Supervisors: Braemar events don’t alter demolition date

CRESSON — Word that Cresson Area Historical Association likely won’t receive a long-hoped-for $150,000 grant to stabilize the Braemar-Jones cottage apparently will have no impact on the extended demolition date set by Cresson Township.

Also expected to have no impact on local officials’ approach to the historic but dilapidated structure is its recent addition to the Risk List published annually by Preservation Pennsylvania, a statewide nonprofit agency based in Harrisburg.

The supervisors said at their meeting Wednesday that they plan to stick to the terms of a deadline extension inked in mid-November that set May 15, 2010, as the date when demolition of Braemar must be completed.
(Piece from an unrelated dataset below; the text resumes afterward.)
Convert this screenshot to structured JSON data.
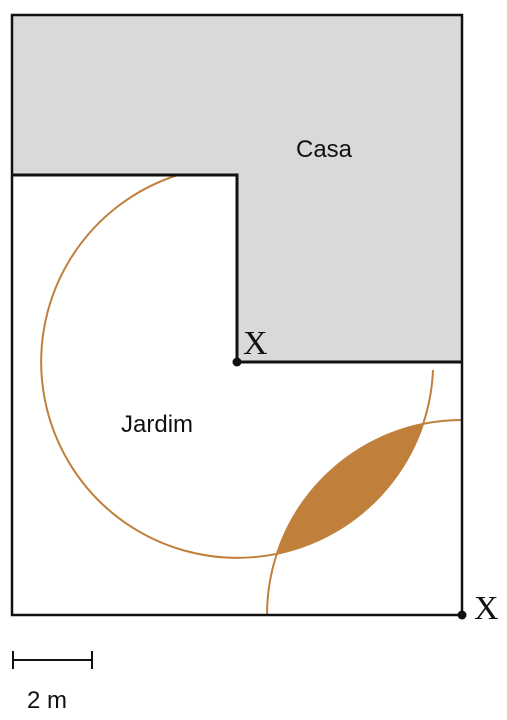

“As we sit here, it doesn’t do anything to alter our position,” township Solicitor Gerald Neugebauer said, speaking on behalf of the board. “If they can demonstrate that placement on the Risk List somehow affects us, we’ll listen.”

Obtaining sufficient money to stabilize the

14-room Victorian residence, bringing it out of violation of the township’s nuisance ordinance, seems to be the only way the site will not become a vacant lot.

The association owns the cottage and had been banking on money from the Allegheny Foundation, a Pittsburgh based organization that funds historic preservation, civic development and education.

While the Cresson association has not received formal notification, its application was rejected, according to a report published during the weekend.

Association officials are not commenting.

Braemar at one time was thought to belong to industrialist Andrew Carnegie. Closer study of the structure and the Cresson Springs area, where a number of cottages were owned by well-heeled Pittsburgh residents, showed this one belonged to B.F. Jones of the Jones & Laughlin Steel Corp.

While the building’s condition has deteriorated significantly during the past three decades, a field representative for Preservation Pennsylvania said it remains the best example of residences of the wealthy who visited the area more than 120 years ago.